For the Maryland women’s lacrosse team, a final four appearance in 2018 was relatively routine. The Terps were the reigning national champions, and led by a strong group of seniors — including all-time leading goalscorer Megan Whittle — they seemed ready to go back-to-back.

But Maryland’s streak of title game appearances ended at five, as the team suffered an upset loss to Boston College in the NCAA tournament semifinals.

Heading into 2019, the Terps are the No. 2 squad in the country, despite losing Whittle and seven other seniors. Reese hopes the upcoming season is defined by the blossoming of new stars instead of the loss of old ones as the team begin the hunt for another championship.

“There are always these great players that have had such phenomenal careers, and Megan Whittle is no different,” Reese said. “But I don’t think our attempt is to replace her — I think it’s to remold our 2019 team to figure out what our strengths are with this group.”

[Read more: Maryland women’s lacrosse leads nation with 9 preseason All-Americans]

Reese certainly has the necessary talent at her disposal to do just that. Maryland led the nation for the second straight year with nine preseason All-Americans, including three first-team selections.

Even with the eight seniors, the Terps returns nine starters to a lineup that was an inexplicable 14-minute scoring drought short of the title game. James Madison, which took home the championship, returns just six.

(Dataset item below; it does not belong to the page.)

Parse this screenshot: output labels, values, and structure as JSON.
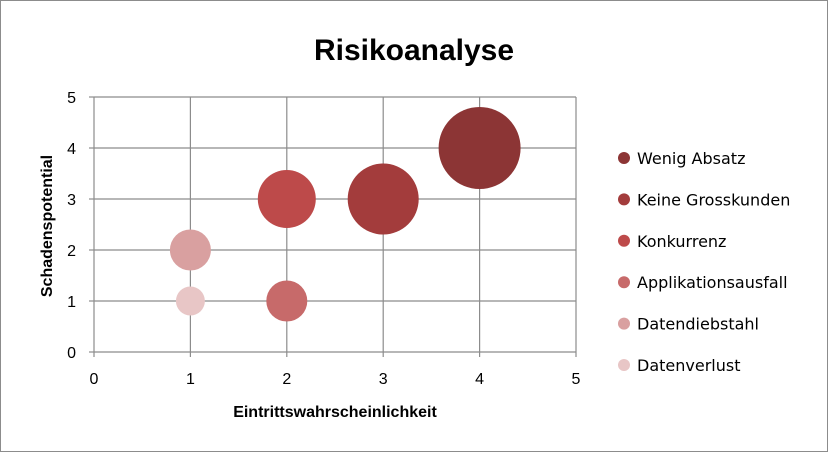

Maryland will look to adapt a new style this season following the graduations of Whittle and forward Taylor Hensh. While there are still question marks on attack as to who will make up for the 119 goals lost between the two, Reese figures the Terps will have an improved midfield and stronger defense.

Defender Julia Braig and goalie Megan Taylor project to anchor a defense that Reese said has already improved from last season.

“We need to play more lockdown defense where we’re limiting opponents better than we have,” Reese said. “That’s something collectively we’ve gotten better on.”

[Read more: James Madison and UNC highlight Maryland women’s lacrosse’s 2019 schedule]

Graduate transfer Erica Evans, a three-time MAAC midfielder of the year at Canisius College , brings experience to a midfield that features All-American Jen Giles . The duo — combined with sophomore standout Grace Griffin — gives Maryland one of the most well-rounded two-way midfields in the nation.

While the Terps don’t have a goal-scorer of Whittle’s acclaim, the variety of different talents available should help Maryland create a dynamic offense from midfield or attack. They also return senior Caroline Steele, a preseason All-American, who contributed 59 goals last year.

Maryland hopes to create an offense that incorporates all its pieces. And with dynamic midfielders and talented returning attackers, the Terps shouldn’t have too much trouble getting on the board.

“Everyone has different strengths and one of our big focuses this year, especially on the offensive end, is playing to our strengths,” Reese said. “What are we good at? When we’re looking at this group, we’re trying to play to this team’s strengths.”

The strengths will be tested by a rigorous schedule. The Terps play some of the top teams in the nation, including a trip to reigning national champions James Madison along with a flight south to face Florida.

Maryland also hosts North Carolina, the only team to defeat the Terps in regular season play last year.

“We love the big competition, we love the big games,” Braig said. “We’re all really looking forward to it.”

The Terps will face five of IWLCA’s end-of-season top-10 schools. The level of competition is nothing new for a team that has appeared in the final four for 10 straight years. This year, with a new offense leading the line after Whittle’s graduation, Maryland could make it 11.

“Obviously,” Braig said, “we hope to keep winning and keep being awesome.”